Delma Jackson III (he/his/him) is an activist, facilitator, writer, counselor, and lecturer.
His research covers a variety of issues including: American pop-culture and media literacy, Islamophobia in America and abroad, Hip-Hop in the context of a Black musical legacy, sexism and media, linguistic authenticity in cross-cultural dialogues, white identity, America’s love affair with violence, the legacy of Black comedy in America, African Americans and history of health care, and African Americans in the context of US housing policy.
He earned his bachelor’s degree in African-American Studies and Psychology from Eastern Michigan University (EMU) and his Masters degree in Liberal Arts with a focus on American/African American Studies from the University of Michigan.

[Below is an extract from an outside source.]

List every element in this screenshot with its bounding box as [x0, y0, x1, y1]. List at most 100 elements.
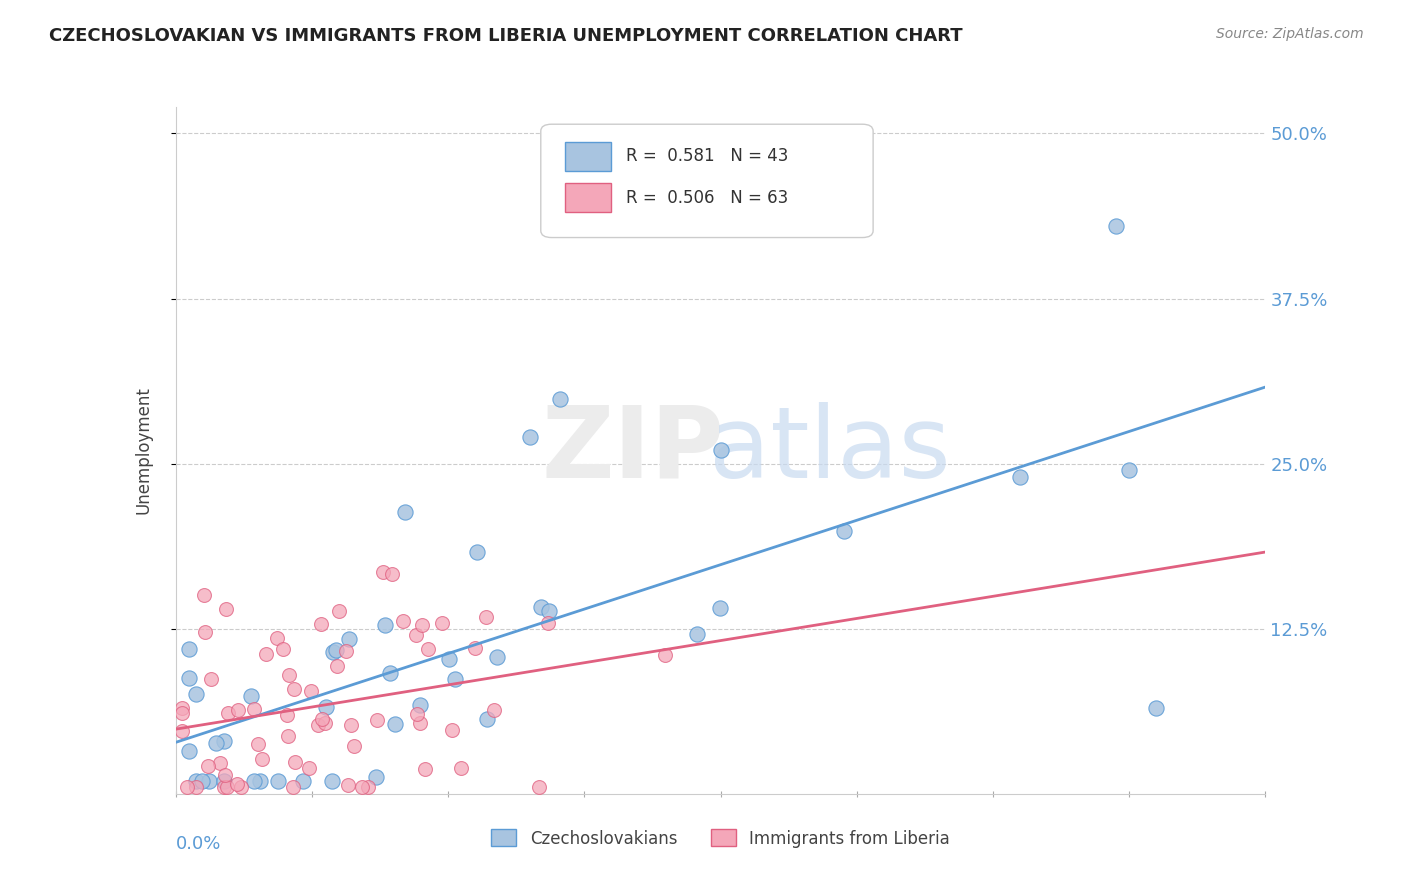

Delma has twice conducted research on Afro-European identity. In 1999, he traveled to the Netherlands to explore the Dutch role in the Trans-Atlantic Slave Trade. In 2014, he went back to the Netherlands to explore migration and immigration patterns across Western Europe as well as European racialized pop-culture and its impact on Afro-Dutch identity.
He has lectured on various topics across multiple venues including New York University’s Tisch School for Performing Arts, Toledo University’s Graduate School for Criminal Justice, Yale University’s School of Forestry and Environmental Studies, and twice at the National Conference on Race and Ethnicity in Higher Education (NCORE).